The implications of the Austrian intervention – and the resulting division of the island between French and Austrian zones of control – were greater than either Theodore or the Corsicans first realized. As the rebels eventually discovered, there was no “secret pact” between Theodore and the empire, and the Austrian commander
Otto Anton, Graf von Walsegg soon demonstrated that he had every intention of fighting the rebels as Vienna had promised. Yet from the start, the clarity of purpose of Vienna’s intervention would be clouded by the influence of Grand Duke
Franz Stefan with some help from the Austrian commander in Livorno,
Karl Franz, Freiherr von Wachtendonk. The emperor himself had no interest in the rebels, desiring only to reassert Austrian power and satisfy his British allies by denying the French the run of Corsica. His son-in-law, however, still fancied using the rebellion to gain the island for himself – and for the rebellion to be of any use, it had to continue to exist.
Corsica in late May 1740
Green: Royalist controlled
Red: Genoese controlled
Blue: Franco-Genoese controlled
White: Unknown or neutral
Footnotes
[1] Whether an earlier capture of Corti would have changed these terms is unknown. While the French did believe that the town’s capture would improve their position, the consistently maintained negotiating position of the Austrians was that they should hold Corti in exchange for the French occupation of Ajaccio.
[2]
Bocca being the Corsican word for a pass. In Standard Italian the word for a pass is
passo, while
bocca means “mouth.”
Timeline Notes
[A] The Corsicans succeeded in gaining similar terms, at least with regards to the "French-only" occupation of Corti, in 1749. The 10-day truce prior to capitulation is similar to terms granted by Gaffori to the Genose defenders in 1746. Thus, while these are pretty generous terms, they're not historically unprecedented and there's really no reason for the French not to agree to them, particularly as Lautrec's position in the interior is still a bit touchy.

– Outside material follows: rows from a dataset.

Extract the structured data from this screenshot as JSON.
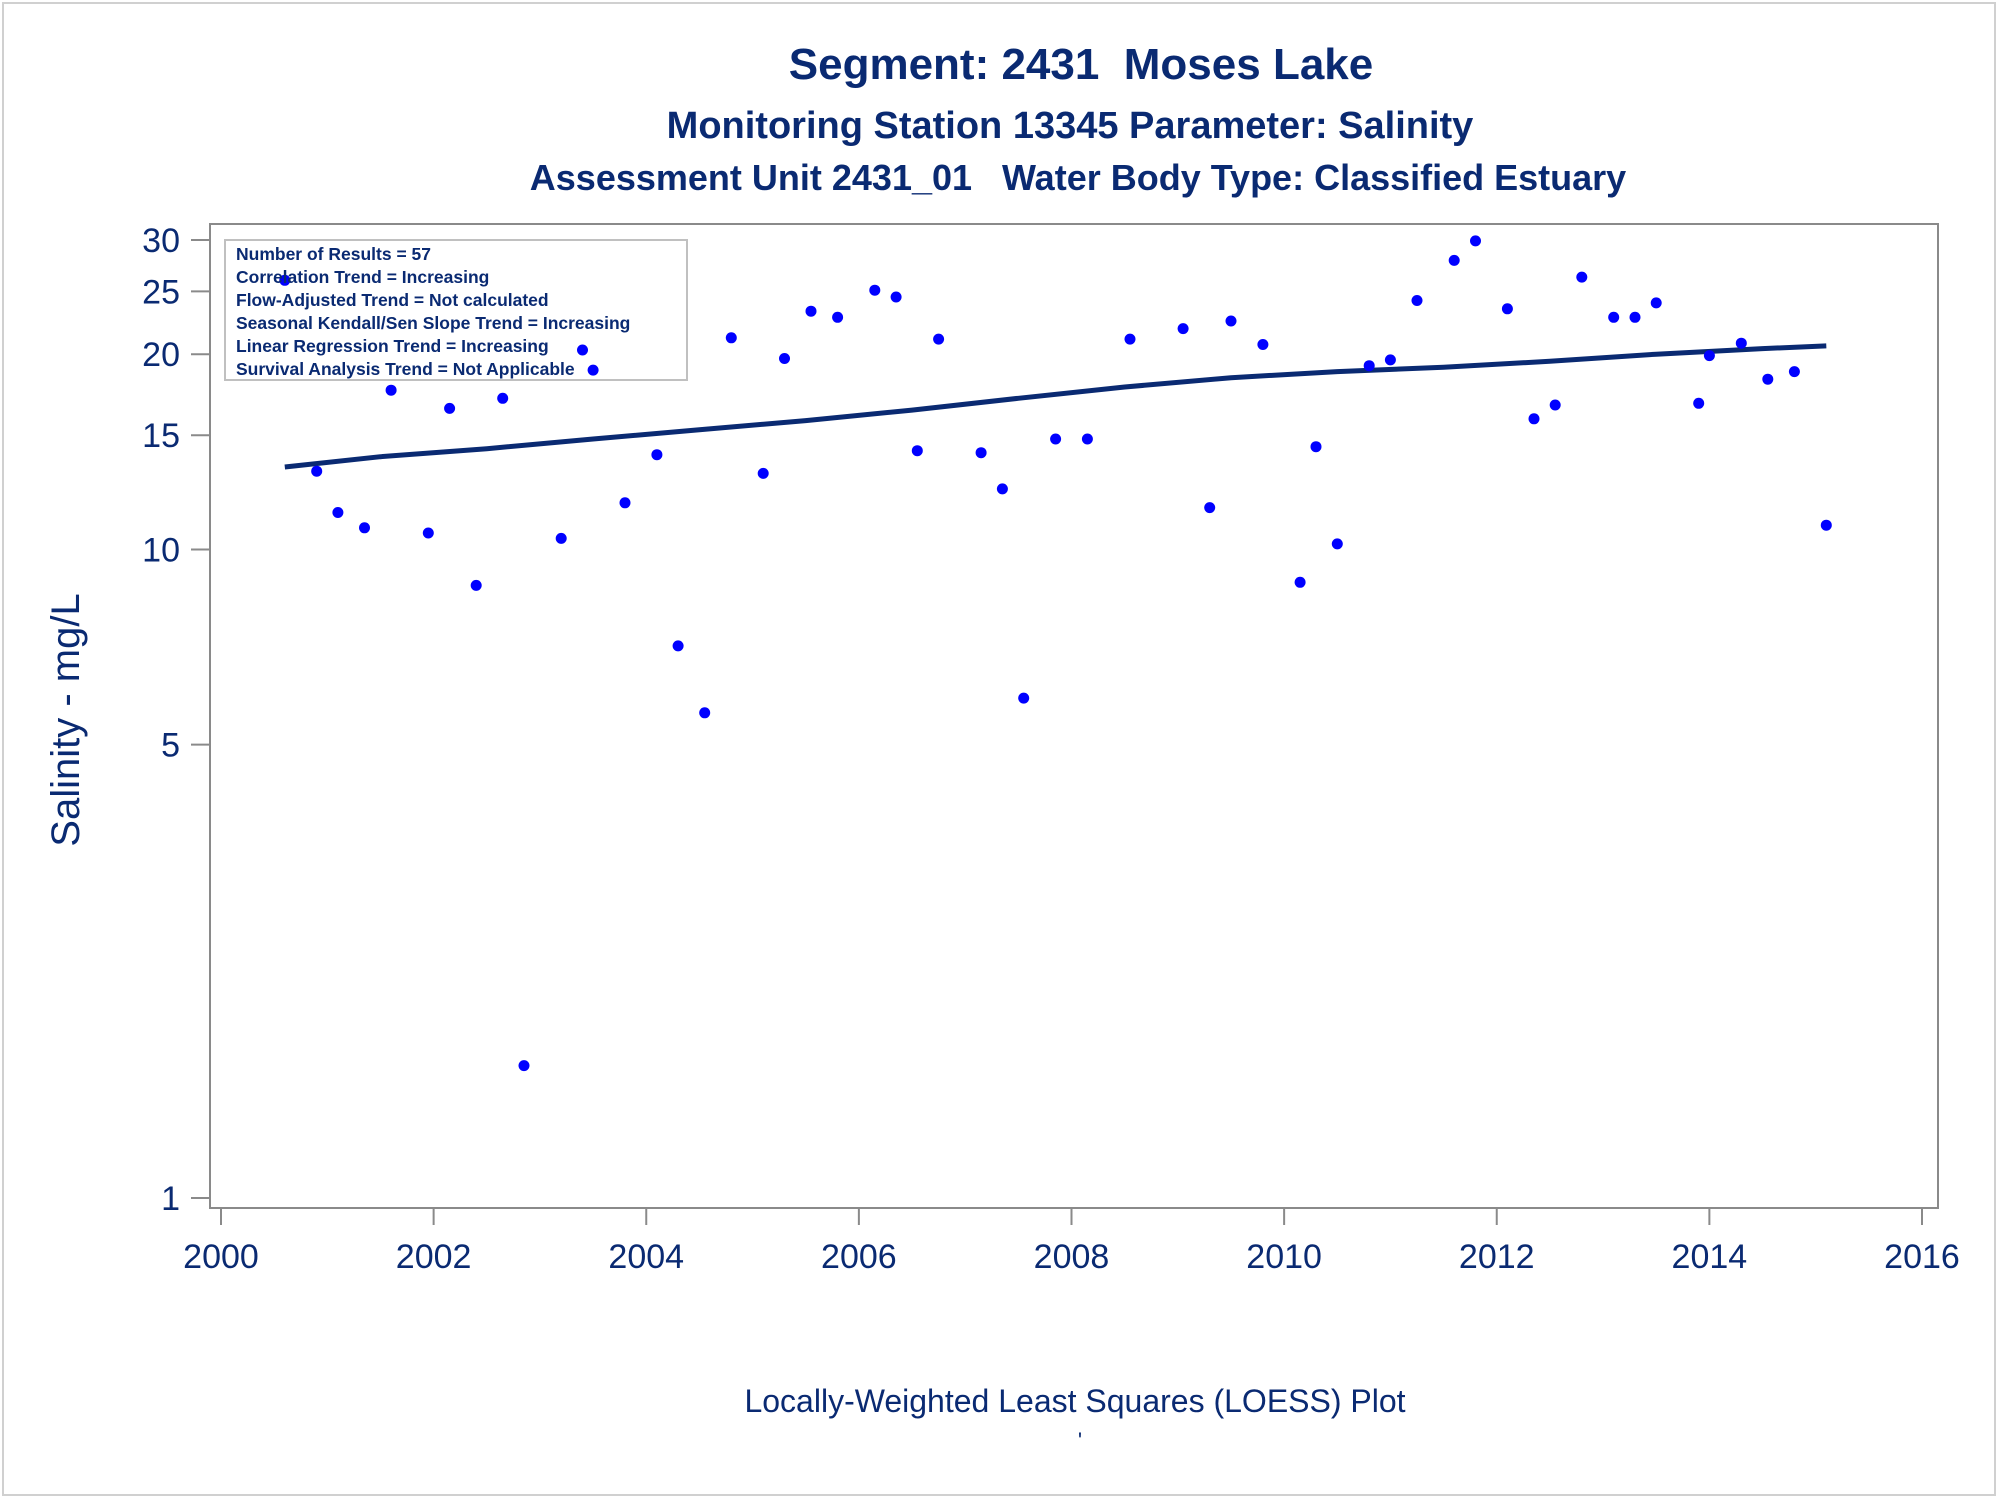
{
  "chart_data": {
    "type": "scatter",
    "title": "Segment: 2431  Moses Lake",
    "subtitle_1": "Monitoring Station 13345 Parameter: Salinity",
    "subtitle_2": "Assessment Unit 2431_01   Water Body Type: Classified Estuary",
    "xlabel": "",
    "ylabel": "Salinity - mg/L",
    "footnote": "Locally-Weighted Least Squares (LOESS) Plot",
    "footnote_mark": "'",
    "y_scale": "log",
    "xlim": [
      2000,
      2016
    ],
    "ylim": [
      1,
      30
    ],
    "x_ticks": [
      "2000",
      "2002",
      "2004",
      "2006",
      "2008",
      "2010",
      "2012",
      "2014",
      "2016"
    ],
    "y_ticks": [
      "1",
      "5",
      "10",
      "15",
      "20",
      "25",
      "30"
    ],
    "grid": false,
    "colors": {
      "points": "#0000ff",
      "trend_line": "#0a2a72",
      "text": "#0a2a72",
      "axis": "#8a8a8a"
    },
    "inset_box": {
      "position": "top-left",
      "lines": [
        "Number of Results = 57",
        "Correlation Trend = Increasing",
        "Flow-Adjusted Trend = Not calculated",
        "Seasonal Kendall/Sen Slope Trend = Increasing",
        "Linear Regression Trend = Increasing",
        "Survival Analysis Trend = Not Applicable"
      ]
    },
    "series": [
      {
        "kind": "points",
        "points": [
          {
            "x": 2000.6,
            "y": 26.0
          },
          {
            "x": 2000.9,
            "y": 13.2
          },
          {
            "x": 2001.1,
            "y": 11.4
          },
          {
            "x": 2001.35,
            "y": 10.8
          },
          {
            "x": 2001.6,
            "y": 17.6
          },
          {
            "x": 2001.95,
            "y": 10.6
          },
          {
            "x": 2002.15,
            "y": 16.5
          },
          {
            "x": 2002.4,
            "y": 8.8
          },
          {
            "x": 2002.65,
            "y": 17.1
          },
          {
            "x": 2002.85,
            "y": 1.6
          },
          {
            "x": 2003.2,
            "y": 10.4
          },
          {
            "x": 2003.4,
            "y": 20.3
          },
          {
            "x": 2003.5,
            "y": 18.9
          },
          {
            "x": 2003.8,
            "y": 11.8
          },
          {
            "x": 2004.1,
            "y": 14.0
          },
          {
            "x": 2004.3,
            "y": 7.1
          },
          {
            "x": 2004.55,
            "y": 5.6
          },
          {
            "x": 2004.8,
            "y": 21.2
          },
          {
            "x": 2005.1,
            "y": 13.1
          },
          {
            "x": 2005.3,
            "y": 19.7
          },
          {
            "x": 2005.55,
            "y": 23.3
          },
          {
            "x": 2005.8,
            "y": 22.8
          },
          {
            "x": 2006.15,
            "y": 25.1
          },
          {
            "x": 2006.35,
            "y": 24.5
          },
          {
            "x": 2006.55,
            "y": 14.2
          },
          {
            "x": 2006.75,
            "y": 21.1
          },
          {
            "x": 2007.15,
            "y": 14.1
          },
          {
            "x": 2007.35,
            "y": 12.4
          },
          {
            "x": 2007.55,
            "y": 5.9
          },
          {
            "x": 2007.85,
            "y": 14.8
          },
          {
            "x": 2008.15,
            "y": 14.8
          },
          {
            "x": 2008.55,
            "y": 21.1
          },
          {
            "x": 2009.05,
            "y": 21.9
          },
          {
            "x": 2009.3,
            "y": 11.6
          },
          {
            "x": 2009.5,
            "y": 22.5
          },
          {
            "x": 2009.8,
            "y": 20.7
          },
          {
            "x": 2010.15,
            "y": 8.9
          },
          {
            "x": 2010.3,
            "y": 14.4
          },
          {
            "x": 2010.5,
            "y": 10.2
          },
          {
            "x": 2010.8,
            "y": 19.2
          },
          {
            "x": 2011.0,
            "y": 19.6
          },
          {
            "x": 2011.25,
            "y": 24.2
          },
          {
            "x": 2011.6,
            "y": 27.9
          },
          {
            "x": 2011.8,
            "y": 29.9
          },
          {
            "x": 2012.1,
            "y": 23.5
          },
          {
            "x": 2012.35,
            "y": 15.9
          },
          {
            "x": 2012.55,
            "y": 16.7
          },
          {
            "x": 2012.8,
            "y": 26.3
          },
          {
            "x": 2013.1,
            "y": 22.8
          },
          {
            "x": 2013.3,
            "y": 22.8
          },
          {
            "x": 2013.5,
            "y": 24.0
          },
          {
            "x": 2013.9,
            "y": 16.8
          },
          {
            "x": 2014.0,
            "y": 19.9
          },
          {
            "x": 2014.3,
            "y": 20.8
          },
          {
            "x": 2014.55,
            "y": 18.3
          },
          {
            "x": 2014.8,
            "y": 18.8
          },
          {
            "x": 2015.1,
            "y": 10.9
          }
        ]
      },
      {
        "kind": "loess_line",
        "points": [
          {
            "x": 2000.6,
            "y": 13.4
          },
          {
            "x": 2001.5,
            "y": 13.9
          },
          {
            "x": 2002.5,
            "y": 14.3
          },
          {
            "x": 2003.5,
            "y": 14.8
          },
          {
            "x": 2004.5,
            "y": 15.3
          },
          {
            "x": 2005.5,
            "y": 15.8
          },
          {
            "x": 2006.5,
            "y": 16.4
          },
          {
            "x": 2007.5,
            "y": 17.1
          },
          {
            "x": 2008.5,
            "y": 17.8
          },
          {
            "x": 2009.5,
            "y": 18.4
          },
          {
            "x": 2010.5,
            "y": 18.8
          },
          {
            "x": 2011.5,
            "y": 19.1
          },
          {
            "x": 2012.5,
            "y": 19.5
          },
          {
            "x": 2013.5,
            "y": 20.0
          },
          {
            "x": 2014.5,
            "y": 20.4
          },
          {
            "x": 2015.1,
            "y": 20.6
          }
        ]
      }
    ]
  }
}
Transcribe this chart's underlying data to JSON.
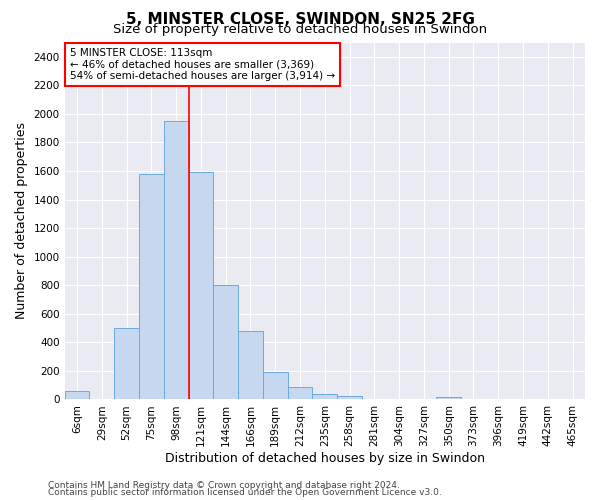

[B] There was, in fact, a notorious curate of Zicavo who was rabidly pro-Theodore; unfortunately, he seems to be only known as “the Curate of Zicavo” and I have not yet found his name. The curate was one of a number of Corsican religious leaders who preached armed struggle with inducements redolent of the promises made to crusaders or
mujahideen: that the mere act of killing a Genoese would absolve a man of his sins, and that death in the struggle was an act of martyrdom that would win a man his place in paradise.